Bien que la session ait dépassé le temps imparti, cette idée de soins en tant que résistance a réveillé de puissants souvenirs - les sentiments d'inadéquation lorsque l'on ne peut pas en faire assez pour aider un patient ou un client, le besoin d'en faire plus pour les patients tout en sachant que faire des heures supplémentaires n'est pas une solution durable, la culpabilité qui est apparue et a perduré lorsque le choix a été fait de quitter le système de santé et de changer de profession, et l'incertitude quant au fait d'en dire trop à nos étudiants sur les échecs du système actuel. À ce stade, il nous est apparu clairement qu'il était nécessaire d'engager les étudiants en fin d'études dans une démarche qui active leur propre capacité à être des acteurs du changement, qui les envoie dans leur profession avec l'idée que la réalité qui nous est servie n'est pas nécessairement celle que nous avons commandée.

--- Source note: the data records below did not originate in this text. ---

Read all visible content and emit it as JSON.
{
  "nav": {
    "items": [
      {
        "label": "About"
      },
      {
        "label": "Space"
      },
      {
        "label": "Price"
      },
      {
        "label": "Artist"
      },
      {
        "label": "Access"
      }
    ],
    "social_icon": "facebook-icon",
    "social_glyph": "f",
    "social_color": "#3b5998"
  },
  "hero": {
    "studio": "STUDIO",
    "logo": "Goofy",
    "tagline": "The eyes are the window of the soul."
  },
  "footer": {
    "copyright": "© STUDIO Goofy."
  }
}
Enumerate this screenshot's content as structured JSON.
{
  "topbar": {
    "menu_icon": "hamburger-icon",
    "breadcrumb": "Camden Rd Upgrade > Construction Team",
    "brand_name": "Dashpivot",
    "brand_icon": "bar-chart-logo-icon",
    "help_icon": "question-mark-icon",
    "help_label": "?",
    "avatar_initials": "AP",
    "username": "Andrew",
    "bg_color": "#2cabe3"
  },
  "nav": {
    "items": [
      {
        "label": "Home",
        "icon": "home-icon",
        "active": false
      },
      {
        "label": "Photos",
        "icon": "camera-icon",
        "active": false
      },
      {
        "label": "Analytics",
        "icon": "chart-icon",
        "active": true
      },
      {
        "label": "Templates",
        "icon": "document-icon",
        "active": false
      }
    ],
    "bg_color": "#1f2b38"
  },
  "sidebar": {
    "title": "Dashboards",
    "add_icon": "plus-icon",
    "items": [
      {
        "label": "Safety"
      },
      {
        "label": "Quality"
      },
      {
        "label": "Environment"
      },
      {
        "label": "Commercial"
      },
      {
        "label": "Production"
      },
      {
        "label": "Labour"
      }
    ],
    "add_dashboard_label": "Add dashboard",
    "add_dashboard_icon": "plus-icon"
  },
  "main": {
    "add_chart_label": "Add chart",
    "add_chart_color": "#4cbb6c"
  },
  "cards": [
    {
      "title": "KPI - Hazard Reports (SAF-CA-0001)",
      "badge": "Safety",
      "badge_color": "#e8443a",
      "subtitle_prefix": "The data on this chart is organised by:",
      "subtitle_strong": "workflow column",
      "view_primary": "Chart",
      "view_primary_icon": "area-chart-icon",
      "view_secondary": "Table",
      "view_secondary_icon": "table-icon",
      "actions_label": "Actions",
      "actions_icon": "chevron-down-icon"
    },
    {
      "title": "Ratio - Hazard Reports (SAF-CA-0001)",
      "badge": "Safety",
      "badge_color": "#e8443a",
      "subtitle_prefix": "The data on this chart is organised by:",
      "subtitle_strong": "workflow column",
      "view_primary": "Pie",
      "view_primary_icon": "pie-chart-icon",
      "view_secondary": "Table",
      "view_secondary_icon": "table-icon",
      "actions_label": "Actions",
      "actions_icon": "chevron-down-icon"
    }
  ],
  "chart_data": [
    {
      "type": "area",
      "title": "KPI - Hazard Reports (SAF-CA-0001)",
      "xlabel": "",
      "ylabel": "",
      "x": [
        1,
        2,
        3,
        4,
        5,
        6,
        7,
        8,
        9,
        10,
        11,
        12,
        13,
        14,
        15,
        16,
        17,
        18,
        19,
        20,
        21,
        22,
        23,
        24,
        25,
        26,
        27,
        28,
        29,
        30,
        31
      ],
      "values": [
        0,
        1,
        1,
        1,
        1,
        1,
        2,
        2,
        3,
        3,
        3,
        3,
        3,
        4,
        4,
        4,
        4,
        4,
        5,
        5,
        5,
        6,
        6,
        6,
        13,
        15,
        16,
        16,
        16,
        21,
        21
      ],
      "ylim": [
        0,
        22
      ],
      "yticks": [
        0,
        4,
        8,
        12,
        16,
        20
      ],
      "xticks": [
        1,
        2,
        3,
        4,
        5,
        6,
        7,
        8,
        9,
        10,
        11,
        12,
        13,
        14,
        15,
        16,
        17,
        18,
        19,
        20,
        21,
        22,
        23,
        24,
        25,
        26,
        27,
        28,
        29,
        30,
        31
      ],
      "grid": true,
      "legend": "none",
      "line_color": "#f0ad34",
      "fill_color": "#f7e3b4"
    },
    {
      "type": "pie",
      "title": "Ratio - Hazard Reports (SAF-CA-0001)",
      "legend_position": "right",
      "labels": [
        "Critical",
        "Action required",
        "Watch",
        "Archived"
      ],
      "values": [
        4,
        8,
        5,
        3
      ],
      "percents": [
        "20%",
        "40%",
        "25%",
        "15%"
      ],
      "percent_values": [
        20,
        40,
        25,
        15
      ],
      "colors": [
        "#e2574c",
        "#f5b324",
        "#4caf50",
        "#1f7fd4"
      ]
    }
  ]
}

"L'une des retombées et des recoupements de nos subventions ECQ est que nous ouvrons les yeux des étudiants et des professeurs sur le concept de résistance dans des systèmes qui prospèrent sur la conformité et le respect des règles. Et c'est ce respect et cette conformité qui engendrent des systèmes de soins de santé qui peuvent tirer profit de la personne bienveillante".
-Krista Bulow, responsable de l'EPI

Une fois la réunion terminée, l'équipe de l'IPE - Tim, Krista et Marie-Eve - s'est lancée dans une séance de brainstorming animée afin de finaliser leurs plans pour le symposium. Ils sont arrivés à l'idée qu'il est plus efficace de faire vivre aux étudiants le processus de collaboration que d'essayer de produire quelque chose collectivement, et ils ont prévu que chaque étudiant commence à rédiger un discours d'acceptation pour un prix d'"agent de changement" qu'il recevra à l'avenir de la Société interprofessionnelle canadienne. Les étudiants seront invités à identifier les défis auxquels ils ont été confrontés dans leur rôle professionnel et à expliquer comment ils les ont relevés et pourquoi ils ont été nommés et ont finalement remporté ce prix prestigieux.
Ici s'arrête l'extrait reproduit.